Currently, passenger vehicles and commercial trucks crossing the border between Tijuana and San Diego can endure tedious waits, harming business and the environment, officials said.
“This new port of entry will not only spur economic activity, but it will also improve the quality of life for the millions of Californians and Mexicans who frequently cross one of the busiest borders in the world,” said California Lt. Gov. Eleni Kounalakis.
“A great example of California’s leadership in combating climate change. The project will reduce greenhouse gas emissions and improve mobility in the region.”
Otay Mesa East, also known as the Otay II project, will help reduce wait times at existing border crossings and is projected to provide an economic boost of $1.8 billion annually, officials said.
With the signing of the memorandum of understanding, both countries commit to meet their respective construction projects, quickly resolve policy issues and establish a framework to share toll revenues for project funding.
“We know what it takes to get it done. We have certain milestones to meet, and now we have this document that memorializes our commitment to the project,” said California Secretary of Transportation David S. Kim after the signing ceremony Monday at the construction site in Otay Mesa.
On the California side, the $1 billion project has already secured $565 million in local, state and federal funding.
The remainder is expected to be financed mostly through toll revenue.
On the Mexican side, a first phase investment of more than $186 million is contemplated for construction work and access roads, according to Roberto Velasco, director of North America with the Mexican Ministry of Foreign Affairs.
Last year, Mexican President Andrés Manuel López Obrador included the Otay II project within an infrastructure plan that seeks to reactivate the economy.
Velasco emphasized that this project is a symbol of the strong binational relationship. “We believe in building bridges not in building walls, and this is important for us in that sense,” he said.
“This is the future of the U.S.-Mexico relationship that we want. A future where we are more connected, and we allow for the many different possibilities that life in the border offers to both of our countries”.

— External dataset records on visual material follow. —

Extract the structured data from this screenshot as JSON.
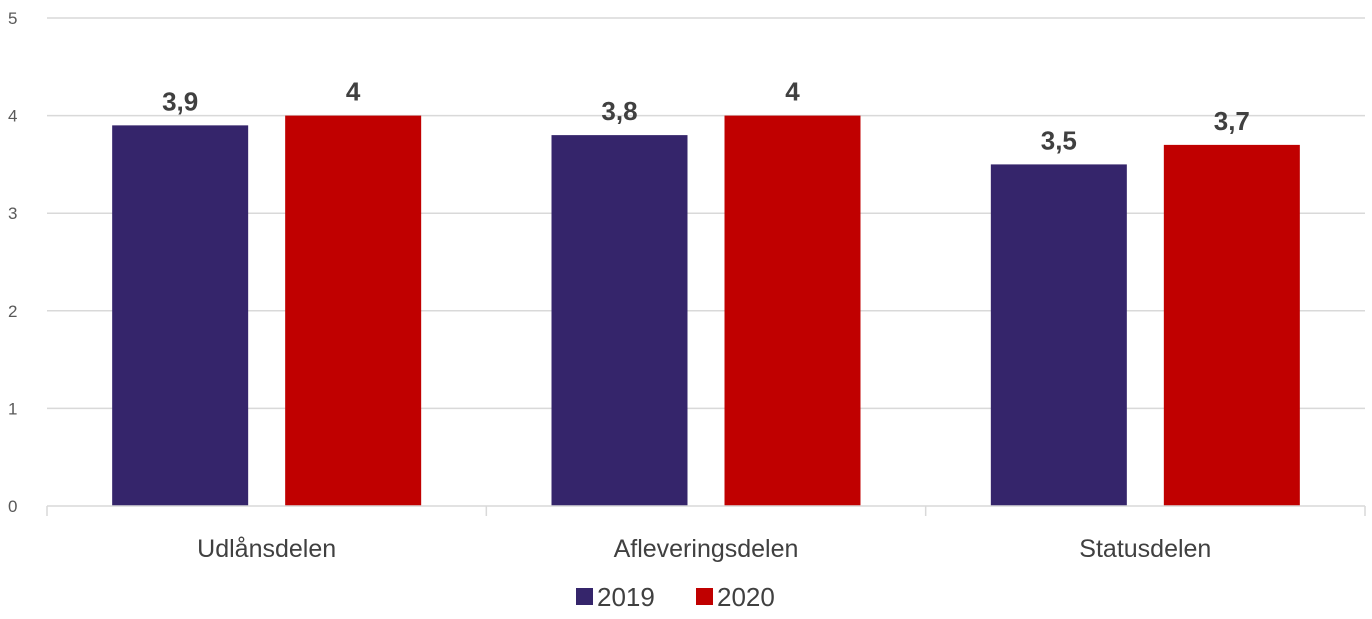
{
  "chart_data": {
    "type": "bar",
    "title": "",
    "xlabel": "",
    "ylabel": "",
    "categories": [
      "Udlånsdelen",
      "Afleveringsdelen",
      "Statusdelen"
    ],
    "series": [
      {
        "name": "2019",
        "color": "#35256b",
        "values": [
          3.9,
          3.8,
          3.5
        ],
        "labels": [
          "3,9",
          "3,8",
          "3,5"
        ]
      },
      {
        "name": "2020",
        "color": "#c00000",
        "values": [
          4,
          4,
          3.7
        ],
        "labels": [
          "4",
          "4",
          "3,7"
        ]
      }
    ],
    "ylim": [
      0,
      5
    ],
    "yticks": [
      0,
      1,
      2,
      3,
      4,
      5
    ],
    "grid": true,
    "legend": "bottom-center"
  }
}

Initially, Otay Mesa East will have five lanes for vehicles and five more for commercial trucks, with the option for these to be interchangeable depending on the time and demand, explained María Rodríguez-Molina, project manager with SANDAG.
Toll fees will not be collected at the U.S. Customs and Border Protection inspection point, but “either through electronic pay” or in toll booths that will be placed within the U.S. on the State Route 11.
Toll collection will be for both northbound and southbound traffic.
The revenue will be divided between the U.S. and Mexico, added Mario Orso, project director with Caltrans.
On the U.S. side, the project started eight years ago with the construction of the SR-11. Construction of the new port is now under way on a 100-acre area a few miles east of the current Otay Mesa border crossing.
In Tijuana, construction is expected to begin next year to meet the timeframe both countries established.